That Big Horror Movie Tribute In ‘Ready Player One’ Almost Went To Another Movie

WARNER BROS.

[Spoilers for Ready Player One and anyone who forgot about the 1980s]

You can count on at least one great set piece in almost every Steven Spielberg movie. Ready Player One, despite not being the director’s finest work, has two: an early car chase involving King Kong, Rexy from Jurassic Park, and a DeLorean; and a quest that takes place within the Overlook Hotel from The Shining. There’s the blood-filled elevator (as long as we’re doing references: “Usually the blood gets off at the second floor”), the creepy girls, the Room 237. It’s also a scene that doesn’t happen in Ernest Cline’s book the film is based on.

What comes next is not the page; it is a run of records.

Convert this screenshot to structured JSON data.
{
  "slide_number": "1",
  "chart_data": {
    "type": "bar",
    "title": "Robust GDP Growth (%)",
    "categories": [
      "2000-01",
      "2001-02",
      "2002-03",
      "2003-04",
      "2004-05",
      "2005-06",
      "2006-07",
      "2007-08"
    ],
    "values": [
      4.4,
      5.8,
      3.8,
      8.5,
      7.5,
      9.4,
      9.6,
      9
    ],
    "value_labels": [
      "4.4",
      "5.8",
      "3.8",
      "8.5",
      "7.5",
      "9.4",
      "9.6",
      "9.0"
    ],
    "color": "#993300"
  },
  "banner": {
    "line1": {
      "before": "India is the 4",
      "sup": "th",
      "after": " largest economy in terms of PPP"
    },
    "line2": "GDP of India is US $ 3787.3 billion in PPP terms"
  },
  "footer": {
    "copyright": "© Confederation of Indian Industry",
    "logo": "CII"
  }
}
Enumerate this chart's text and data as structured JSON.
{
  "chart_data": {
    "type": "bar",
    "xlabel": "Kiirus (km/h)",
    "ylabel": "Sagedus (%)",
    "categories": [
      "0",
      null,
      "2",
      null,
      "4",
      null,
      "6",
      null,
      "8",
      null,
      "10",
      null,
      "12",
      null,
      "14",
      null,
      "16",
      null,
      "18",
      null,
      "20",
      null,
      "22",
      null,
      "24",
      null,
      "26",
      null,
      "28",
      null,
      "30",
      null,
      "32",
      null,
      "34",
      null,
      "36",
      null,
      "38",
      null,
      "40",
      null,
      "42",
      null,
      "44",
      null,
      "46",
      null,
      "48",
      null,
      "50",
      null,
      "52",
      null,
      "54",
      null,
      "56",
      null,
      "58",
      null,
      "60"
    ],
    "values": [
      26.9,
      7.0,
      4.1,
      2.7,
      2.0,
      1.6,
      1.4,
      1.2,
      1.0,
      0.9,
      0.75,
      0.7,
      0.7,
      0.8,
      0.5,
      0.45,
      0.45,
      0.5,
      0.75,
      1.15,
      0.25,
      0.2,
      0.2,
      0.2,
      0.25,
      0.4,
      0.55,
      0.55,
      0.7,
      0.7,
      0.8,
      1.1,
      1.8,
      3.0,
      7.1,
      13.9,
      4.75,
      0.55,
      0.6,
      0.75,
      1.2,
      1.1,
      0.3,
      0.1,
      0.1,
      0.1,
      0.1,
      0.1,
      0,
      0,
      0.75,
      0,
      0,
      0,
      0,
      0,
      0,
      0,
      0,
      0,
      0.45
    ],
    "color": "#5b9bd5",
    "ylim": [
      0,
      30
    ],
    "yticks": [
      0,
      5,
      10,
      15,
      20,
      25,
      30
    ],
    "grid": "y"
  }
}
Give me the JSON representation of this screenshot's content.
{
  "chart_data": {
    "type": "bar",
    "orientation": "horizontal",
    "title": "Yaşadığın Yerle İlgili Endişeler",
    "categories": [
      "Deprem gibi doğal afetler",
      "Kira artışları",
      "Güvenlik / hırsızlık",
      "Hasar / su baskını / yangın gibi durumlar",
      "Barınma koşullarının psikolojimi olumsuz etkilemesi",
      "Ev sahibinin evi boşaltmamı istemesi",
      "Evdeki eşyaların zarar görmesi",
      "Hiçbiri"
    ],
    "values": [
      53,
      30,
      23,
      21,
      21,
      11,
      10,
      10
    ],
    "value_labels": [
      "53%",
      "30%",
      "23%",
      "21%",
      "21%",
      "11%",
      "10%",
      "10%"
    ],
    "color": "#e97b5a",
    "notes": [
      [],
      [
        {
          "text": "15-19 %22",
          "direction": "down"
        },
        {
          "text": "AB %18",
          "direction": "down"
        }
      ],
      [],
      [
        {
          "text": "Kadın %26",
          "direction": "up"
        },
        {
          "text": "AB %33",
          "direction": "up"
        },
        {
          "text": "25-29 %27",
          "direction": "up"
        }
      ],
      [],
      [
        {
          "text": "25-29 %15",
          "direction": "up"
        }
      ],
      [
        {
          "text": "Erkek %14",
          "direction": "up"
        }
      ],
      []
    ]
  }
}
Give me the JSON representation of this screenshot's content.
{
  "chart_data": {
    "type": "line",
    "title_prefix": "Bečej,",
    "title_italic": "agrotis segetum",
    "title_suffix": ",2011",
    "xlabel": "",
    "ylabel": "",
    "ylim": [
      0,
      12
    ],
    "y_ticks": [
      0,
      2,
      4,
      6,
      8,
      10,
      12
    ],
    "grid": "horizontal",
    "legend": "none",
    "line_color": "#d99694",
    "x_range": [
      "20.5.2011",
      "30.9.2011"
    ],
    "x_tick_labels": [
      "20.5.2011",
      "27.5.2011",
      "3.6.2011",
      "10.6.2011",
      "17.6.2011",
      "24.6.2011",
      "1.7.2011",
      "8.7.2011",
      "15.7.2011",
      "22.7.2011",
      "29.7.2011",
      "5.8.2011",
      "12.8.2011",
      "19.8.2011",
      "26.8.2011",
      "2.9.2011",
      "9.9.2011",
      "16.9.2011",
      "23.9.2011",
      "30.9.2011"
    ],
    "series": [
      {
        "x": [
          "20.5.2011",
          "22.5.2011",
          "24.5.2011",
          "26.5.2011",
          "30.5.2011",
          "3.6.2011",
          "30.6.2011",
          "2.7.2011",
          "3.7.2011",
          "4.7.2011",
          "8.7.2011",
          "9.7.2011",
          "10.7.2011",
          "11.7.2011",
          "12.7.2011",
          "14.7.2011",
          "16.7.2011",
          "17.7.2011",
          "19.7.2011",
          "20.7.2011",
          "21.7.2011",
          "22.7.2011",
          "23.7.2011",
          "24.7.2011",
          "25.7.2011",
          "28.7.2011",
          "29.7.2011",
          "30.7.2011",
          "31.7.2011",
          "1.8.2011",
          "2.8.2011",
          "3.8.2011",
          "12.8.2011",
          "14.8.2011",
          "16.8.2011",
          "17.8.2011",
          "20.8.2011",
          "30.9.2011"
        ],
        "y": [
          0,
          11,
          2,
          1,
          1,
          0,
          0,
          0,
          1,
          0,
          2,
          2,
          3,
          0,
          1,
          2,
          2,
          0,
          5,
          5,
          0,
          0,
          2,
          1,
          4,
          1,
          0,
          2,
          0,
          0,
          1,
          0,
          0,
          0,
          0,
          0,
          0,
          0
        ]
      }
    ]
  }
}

“In the book, it’s more like a karaoke thing that you do, and Ernie’s a big fan of [the action satire] Last Action Hero,” screenwriter Zak Penn told Cinema Blend. “One of the big changes was you walk through and have to repeat the lines from the movie, I said, ‘No, let’s do Last Action Hero. Let’s throw you into the movie!’ Wouldn’t it be better, no matter what movie it is, if there was an adventure in the movie?” Instead of Parzival acting out WarGames from memory, like in the novel, he instead enters the same snowy nightmare as Jack Torrance. But in the first draft, Penn revealed, “it was actually Blade Runner.”

The Shining was the right choice, anyway (there’s probably still a Blade Runner nod in there somewhere). Not only because of the history between Spielberg and Stanley Kubrick — they first met on the set of The Shining, and Kubrick handed Spielberg the keys to A.I. Artificial Intelligence before his death in 1999 — but also because of the clue that leads Parzival and his friends to the Overlook: a creator who hates his creation. Author Stephen King, who wrote The Shining, famously hates Kubrick’s big-screen adaptation, which might explain why Ready Player One shows Jack Torrance, but not Jack Nicholson. To Spielberg, The Shining isn’t Nicholson or even Shelley Duvall; it’s Kubrick.

It’s a sweet, personal tribute in a movie otherwise filled with… things.